Had the mission continued, it would have arrived on December 23, during the second Japanese invasion. The defenders fought until their heavy artillery was spent, they were running low on ammunition, they knew their relief had been canceled, and communications were cut off. They apparently killed about 700 Japanese for 50 losses.
In addition to surviving Navy and Marine personnel, the Japanese captured civilian workers who had been hired by the Navy to upgrade the island’s defenses and airfield. After the military personnel were evacuated to POW camps, the civilians remained behind to finish the construction work for the Japanese. When the work was complete, the 98 civilians were executed.
The fate of civilian workers on Wake Island led to the Navy organizing militarized Construction Battalions, known as “SeaBees”. These workers received basic combat and survival training; to better protect themselves, and get whatever additional protection may come from being in uniform.
This Wildcat is from the Tamiya F4F-4 kit with Superscale decals. It was backdated to an F4F-3 with the conversion set by Just Plane Stuff. I found this a pretty simple build, even with the conversion. Which is funny because the conversion set seems to have a poor reputation. I’ve seen it criticized for fit, texture and detail. But it all works well for me. It seemed to fit well; the texture is slightly different than the kit’s, but not noticeably so under a coat of paint; and the detail complaints strike me as silly. The panels over the wing machine guns, and flotation bags are perhaps raised too proud of where they would be on the actual aircraft.

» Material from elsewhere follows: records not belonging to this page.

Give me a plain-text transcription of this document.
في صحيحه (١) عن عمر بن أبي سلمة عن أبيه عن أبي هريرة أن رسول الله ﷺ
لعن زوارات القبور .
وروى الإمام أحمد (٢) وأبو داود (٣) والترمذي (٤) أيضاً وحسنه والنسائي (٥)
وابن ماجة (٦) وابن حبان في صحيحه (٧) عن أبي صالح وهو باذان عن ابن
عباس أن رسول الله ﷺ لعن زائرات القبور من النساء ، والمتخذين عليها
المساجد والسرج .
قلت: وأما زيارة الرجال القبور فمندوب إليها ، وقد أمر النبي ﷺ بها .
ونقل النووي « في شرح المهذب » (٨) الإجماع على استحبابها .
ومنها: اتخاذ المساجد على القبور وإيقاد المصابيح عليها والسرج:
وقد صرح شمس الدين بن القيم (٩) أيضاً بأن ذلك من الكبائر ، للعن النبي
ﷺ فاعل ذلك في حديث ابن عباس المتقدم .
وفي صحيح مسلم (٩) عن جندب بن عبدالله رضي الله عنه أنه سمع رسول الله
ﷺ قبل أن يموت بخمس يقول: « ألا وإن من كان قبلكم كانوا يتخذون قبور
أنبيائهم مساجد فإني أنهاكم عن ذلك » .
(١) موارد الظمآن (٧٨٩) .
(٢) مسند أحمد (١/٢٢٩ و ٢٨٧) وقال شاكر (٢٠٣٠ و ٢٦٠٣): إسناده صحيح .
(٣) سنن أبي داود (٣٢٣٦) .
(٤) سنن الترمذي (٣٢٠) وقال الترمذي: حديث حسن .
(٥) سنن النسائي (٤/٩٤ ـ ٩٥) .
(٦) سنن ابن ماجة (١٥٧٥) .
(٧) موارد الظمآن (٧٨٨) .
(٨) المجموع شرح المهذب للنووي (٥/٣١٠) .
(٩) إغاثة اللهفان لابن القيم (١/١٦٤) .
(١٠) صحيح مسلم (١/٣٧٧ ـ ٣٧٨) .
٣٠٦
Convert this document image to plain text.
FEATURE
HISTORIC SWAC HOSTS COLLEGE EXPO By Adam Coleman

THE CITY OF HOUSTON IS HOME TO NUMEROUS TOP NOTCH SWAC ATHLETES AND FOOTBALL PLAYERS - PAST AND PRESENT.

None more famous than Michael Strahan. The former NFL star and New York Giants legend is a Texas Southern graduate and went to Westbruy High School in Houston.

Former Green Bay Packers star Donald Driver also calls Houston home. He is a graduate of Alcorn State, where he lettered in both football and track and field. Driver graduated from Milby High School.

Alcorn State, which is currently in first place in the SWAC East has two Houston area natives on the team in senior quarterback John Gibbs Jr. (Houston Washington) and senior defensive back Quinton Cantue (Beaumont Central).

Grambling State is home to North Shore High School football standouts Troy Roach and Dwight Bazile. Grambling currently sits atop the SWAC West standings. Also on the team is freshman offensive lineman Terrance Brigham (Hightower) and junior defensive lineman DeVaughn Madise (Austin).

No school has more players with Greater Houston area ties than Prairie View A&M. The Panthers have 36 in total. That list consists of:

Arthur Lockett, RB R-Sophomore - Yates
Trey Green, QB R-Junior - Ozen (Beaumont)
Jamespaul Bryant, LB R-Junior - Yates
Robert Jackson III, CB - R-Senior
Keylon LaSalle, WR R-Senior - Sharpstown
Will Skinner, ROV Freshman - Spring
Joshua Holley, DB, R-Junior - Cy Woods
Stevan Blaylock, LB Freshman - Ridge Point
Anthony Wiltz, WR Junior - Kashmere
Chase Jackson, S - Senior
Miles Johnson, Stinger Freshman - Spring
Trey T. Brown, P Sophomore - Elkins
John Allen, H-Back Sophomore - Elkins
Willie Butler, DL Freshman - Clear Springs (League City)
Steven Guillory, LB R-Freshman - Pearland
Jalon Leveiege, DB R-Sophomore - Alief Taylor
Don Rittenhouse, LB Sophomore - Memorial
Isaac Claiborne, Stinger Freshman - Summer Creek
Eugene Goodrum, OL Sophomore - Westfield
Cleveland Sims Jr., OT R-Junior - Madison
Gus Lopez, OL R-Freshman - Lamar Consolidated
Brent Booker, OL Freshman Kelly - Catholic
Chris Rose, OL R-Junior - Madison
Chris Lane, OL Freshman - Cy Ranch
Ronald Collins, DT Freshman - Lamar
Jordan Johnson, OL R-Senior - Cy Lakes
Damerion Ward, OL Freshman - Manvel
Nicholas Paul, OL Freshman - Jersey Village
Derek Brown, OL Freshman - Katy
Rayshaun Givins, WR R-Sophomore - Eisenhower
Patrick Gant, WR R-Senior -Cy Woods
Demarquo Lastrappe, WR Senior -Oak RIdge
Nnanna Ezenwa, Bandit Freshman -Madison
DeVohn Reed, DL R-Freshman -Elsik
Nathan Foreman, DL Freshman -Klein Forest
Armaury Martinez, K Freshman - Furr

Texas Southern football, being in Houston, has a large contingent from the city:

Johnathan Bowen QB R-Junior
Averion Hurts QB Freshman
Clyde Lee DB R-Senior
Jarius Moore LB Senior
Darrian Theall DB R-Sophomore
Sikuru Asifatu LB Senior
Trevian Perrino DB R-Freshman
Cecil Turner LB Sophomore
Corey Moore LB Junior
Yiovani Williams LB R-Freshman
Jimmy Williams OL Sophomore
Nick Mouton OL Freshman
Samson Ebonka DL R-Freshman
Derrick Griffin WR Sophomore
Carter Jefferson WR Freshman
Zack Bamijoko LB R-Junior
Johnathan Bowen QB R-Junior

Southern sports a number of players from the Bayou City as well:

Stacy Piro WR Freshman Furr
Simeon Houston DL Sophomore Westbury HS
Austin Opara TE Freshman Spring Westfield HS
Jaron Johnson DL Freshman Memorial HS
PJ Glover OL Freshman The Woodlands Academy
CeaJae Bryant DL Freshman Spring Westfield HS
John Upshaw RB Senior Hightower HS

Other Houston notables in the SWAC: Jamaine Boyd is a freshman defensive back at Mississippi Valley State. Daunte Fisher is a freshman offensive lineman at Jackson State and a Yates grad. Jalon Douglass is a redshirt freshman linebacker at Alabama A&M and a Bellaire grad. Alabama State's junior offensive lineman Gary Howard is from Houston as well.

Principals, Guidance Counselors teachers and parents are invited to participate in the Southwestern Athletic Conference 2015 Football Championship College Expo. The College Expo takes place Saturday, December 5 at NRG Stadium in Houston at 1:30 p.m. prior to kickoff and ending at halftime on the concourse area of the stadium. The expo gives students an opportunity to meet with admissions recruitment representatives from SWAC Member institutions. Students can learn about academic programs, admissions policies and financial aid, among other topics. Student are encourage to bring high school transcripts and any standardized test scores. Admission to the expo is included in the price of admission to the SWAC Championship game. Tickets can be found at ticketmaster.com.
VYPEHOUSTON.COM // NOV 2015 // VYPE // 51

But again, under paint and weathering, I think the “defect” is barely noticeable.
The only real complaint I would have is the cost of buying a Tamiya kit and the conversion. But the wing of the -3 Wildcat is very different from the -4 the kit is meant to represent. So several years back when I bought a couple of these sets, I felt I had no other choice if I wanted to avoid scratch building that I believe is beyond me. More recently, the Chinese company Hobby Boss released a full kit of the F4F-3. This is cheap, and definitely the more practical way to go. But, I have built the FM-2 version of this kit and found numerous problems with it. It was not a fun project. I think the conversion will remain the preferred way to go for me, unless Tamiya eventually releases a F4F-3.